The r1as came down to invade the pre-classic greeks, before that they were just barbarians. So since he's blonde then I will go with I, though g or another possibility that could be the case.
What? E-V13 was in Europe in the Neolithic Age and we have the adna to prove it. Depending on whose dating you're using, they could have been in the Balkans in the Mesolithic. Other subclades of "E1b" could have been in Iberia in the Mesolithic era as well.
As for distributions in Europe, different clades have different distributions, like E-M81 in Spain, or E-V13 in Italy. Jews have a specific clade, which is also found in the Middle East.
That Cohen haplotype thing was a bust too...they found it all over the Levant.
Goodness knows, I'm not always a Wikipedia fan, but you can at least get a general idea from there.
Or look at the map here at eupedia.
http://www.eupedia.com/europe/maps_Y-DNA_haplogroups.shtml#E1b1b
We haven't found adna that is J2 yet, so we don't know when it entered Europe, but the late Neolithic or the Metal Ages are a good bet. (If it was Neolithic you would think it would have turned up in one of the Neolithic sites by now.) The studies on Crete are interesting from this perspective. Also, you have to look at J2a versus J2b.
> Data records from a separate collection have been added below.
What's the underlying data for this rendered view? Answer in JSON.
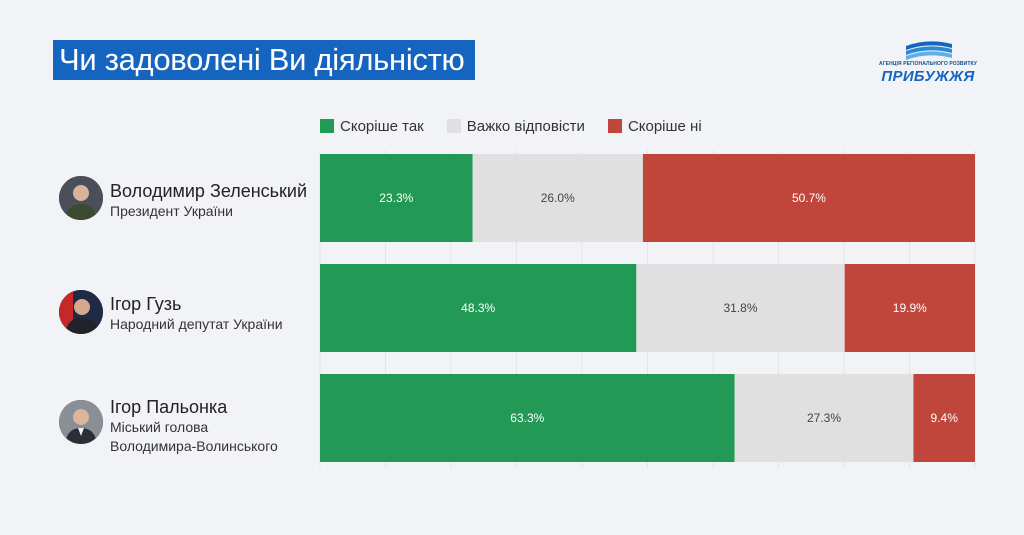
{
  "title": "Чи задоволені Ви діяльністю",
  "logo": {
    "small_text": "АГЕНЦІЯ РЕГІОНАЛЬНОГО РОЗВИТКУ",
    "big_text": "ПРИБУЖЖЯ"
  },
  "colors": {
    "background": "#f2f3f7",
    "title_bg": "#1565c0",
    "positive": "#229954",
    "neutral": "#e0e0e0",
    "negative": "#c0463c"
  },
  "legend": [
    {
      "label": "Скоріше так",
      "color": "#229954"
    },
    {
      "label": "Важко відповісти",
      "color": "#e0e0e0"
    },
    {
      "label": "Скоріше ні",
      "color": "#c0463c"
    }
  ],
  "people": [
    {
      "name": "Володимир Зеленський",
      "role_lines": [
        "Президент України"
      ],
      "avatar_icon": "person-portrait-icon"
    },
    {
      "name": "Ігор Гузь",
      "role_lines": [
        "Народний депутат України"
      ],
      "avatar_icon": "person-portrait-icon"
    },
    {
      "name": "Ігор Пальонка",
      "role_lines": [
        "Міський голова",
        "Володимира-Волинського"
      ],
      "avatar_icon": "person-portrait-icon"
    }
  ],
  "chart_data": {
    "type": "bar",
    "orientation": "horizontal",
    "stacked": true,
    "normalized": true,
    "unit": "%",
    "categories": [
      "Володимир Зеленський",
      "Ігор Гузь",
      "Ігор Пальонка"
    ],
    "series": [
      {
        "name": "Скоріше так",
        "color": "#229954",
        "values": [
          23.3,
          48.3,
          63.3
        ]
      },
      {
        "name": "Важко відповісти",
        "color": "#e0e0e0",
        "values": [
          26.0,
          31.8,
          27.3
        ]
      },
      {
        "name": "Скоріше ні",
        "color": "#c0463c",
        "values": [
          50.7,
          19.9,
          9.4
        ]
      }
    ],
    "data_labels": [
      [
        "23.3%",
        "26.0%",
        "50.7%"
      ],
      [
        "48.3%",
        "31.8%",
        "19.9%"
      ],
      [
        "63.3%",
        "27.3%",
        "9.4%"
      ]
    ],
    "xlim": [
      0,
      100
    ],
    "grid": "vertical",
    "legend_position": "top"
  }
}
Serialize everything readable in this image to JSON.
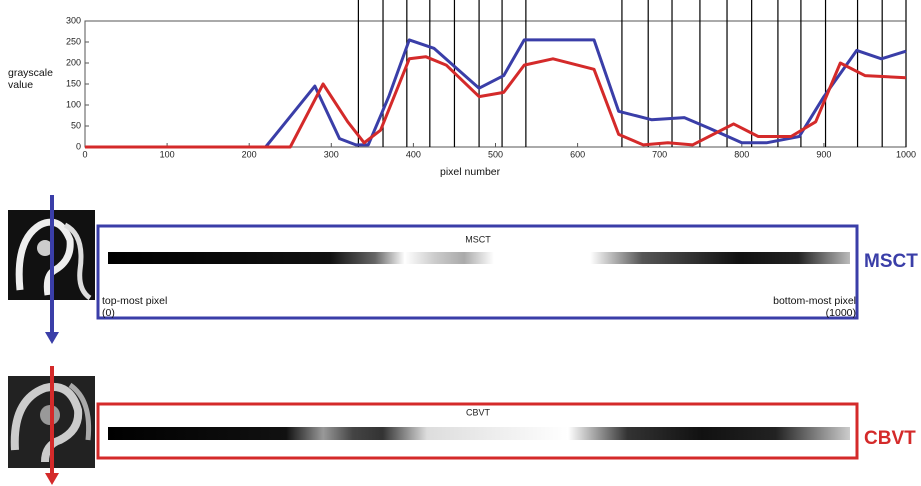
{
  "chart_data": {
    "type": "line",
    "xlabel": "pixel number",
    "ylabel": "grayscale value",
    "xlim": [
      0,
      1000
    ],
    "ylim": [
      0,
      300
    ],
    "xticks": [
      0,
      100,
      200,
      300,
      400,
      500,
      600,
      700,
      800,
      900,
      1000
    ],
    "yticks": [
      0,
      50,
      100,
      150,
      200,
      250,
      300
    ],
    "vertical_lines": [
      333,
      363,
      392,
      420,
      450,
      480,
      508,
      537,
      654,
      686,
      715,
      749,
      782,
      812,
      844,
      872,
      902,
      941,
      971,
      1000
    ],
    "series": [
      {
        "name": "MSCT",
        "color": "#3a3ea8",
        "x": [
          0,
          220,
          280,
          310,
          330,
          345,
          370,
          395,
          425,
          480,
          510,
          535,
          620,
          650,
          690,
          730,
          760,
          800,
          830,
          870,
          900,
          940,
          970,
          1000
        ],
        "values": [
          0,
          0,
          145,
          20,
          5,
          5,
          120,
          255,
          235,
          140,
          170,
          255,
          255,
          85,
          65,
          70,
          45,
          10,
          10,
          25,
          120,
          230,
          210,
          228
        ]
      },
      {
        "name": "CBVT",
        "color": "#d42a2a",
        "x": [
          0,
          250,
          290,
          320,
          340,
          360,
          395,
          415,
          440,
          480,
          510,
          535,
          570,
          620,
          650,
          680,
          710,
          740,
          790,
          820,
          860,
          890,
          920,
          950,
          1000
        ],
        "values": [
          0,
          0,
          150,
          60,
          10,
          40,
          210,
          215,
          195,
          120,
          130,
          195,
          210,
          185,
          30,
          5,
          10,
          5,
          55,
          25,
          25,
          60,
          200,
          170,
          165
        ]
      }
    ]
  },
  "panels": [
    {
      "strip_title": "MSCT",
      "label": "MSCT",
      "color": "#3a3ea8",
      "start_note": "top-most pixel (0)",
      "end_note": "bottom-most pixel (1000)"
    },
    {
      "strip_title": "CBVT",
      "label": "CBVT",
      "color": "#d42a2a"
    }
  ]
}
There also isn't a direct y dna phenotype correlation. Phenotypic traits (in the sense that most people think of them) aren't found in the y snps but in your autosomes. And in terms of pigmentation, there aren't all that many of them. It's a toss of the dice, although light eyes for example, are recessive, so you have to consider that as well. It has to be in the paternal and maternal lineages as well. In my husband's family, G2a, you have blonde blue-eyed people and very stereotypically Mediterranean looking people, and yet the y dna is identical. You just can't draw these kinds of strict parallels, especially not by the time you got to the classical era.